Bimtek Pengadaan ALKES dan Obat Tanpa Tender merupakan sebuah program pelatihan atau bimbingan teknis yang dirancang khusus untuk membekali para pejabat pengadaan, Pejabat Pembuat Komitmen (PPK), Pengelola Keuangan, dan pihak-pihak terkait lainnya dengan pengetahuan dan keterampilan yang diperlukan dalam melaksanakan pengadaan alkes dan obat melalui metode non-tender. Pelatihan ini tidak hanya fokus pada aspek prosedural dan regulasi, tetapi juga menekankan pada strategi efisiensi, manajemen risiko, serta pencegahan potensi permasalahan hukum. Melalui bimtek ini, peserta akan memahami secara mendalam kapan dan bagaimana metode pengadaan tanpa tender dapat diaplikasikan secara legal dan etis, sehingga proses pengadaan dapat berjalan lancar, cepat, dan sesuai dengan koridor hukum yang berlaku, sekaligus mendukung upaya pemerintah dalam menjaga integritas pengadaan barang dan jasa di sektor kesehatan.

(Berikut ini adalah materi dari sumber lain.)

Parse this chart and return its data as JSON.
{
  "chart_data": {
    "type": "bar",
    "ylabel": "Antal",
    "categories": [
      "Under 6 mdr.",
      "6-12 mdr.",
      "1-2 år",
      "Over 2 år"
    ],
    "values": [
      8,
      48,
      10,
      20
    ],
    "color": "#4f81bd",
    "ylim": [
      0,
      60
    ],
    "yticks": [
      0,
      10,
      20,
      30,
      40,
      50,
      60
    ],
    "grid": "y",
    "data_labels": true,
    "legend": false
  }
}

Peran dan Pentingnya Bimtek Pengadaan ALKES & Obat Ini


Mencegah Permasalahan Hukum

Bimtek Pengadaan ALKES & Obat ini berperan krusial dalam membekali para pelaku pengadaan dengan pemahaman mendalam tentang berbagai peraturan dan regulasi terkait pengadaan alkes dan obat tanpa tender. Minimnya pengetahuan mengenai aturan yang sering berubah dan kompleks seringkali menjadi pemicu utama permasalahan hukum. Melalui bimtek, peserta akan diajarkan bagaimana mengidentifikasi potensi risiko hukum, menghindari pelanggaran prosedur, dan mengambil keputusan yang sesuai dengan koridor hukum. Pemahaman yang kuat terhadap regulasi ini akan menjadi tameng utama dalam menghadapi potensi tuntutan hukum atau sanksi administratif, sehingga para pelaku pengadaan dapat bekerja dengan lebih tenang dan percaya diri. Pengetahuan mengenai sanksi dan konsekuensi hukum dari setiap pelanggaran juga akan ditekankan, mendorong kepatuhan yang lebih tinggi.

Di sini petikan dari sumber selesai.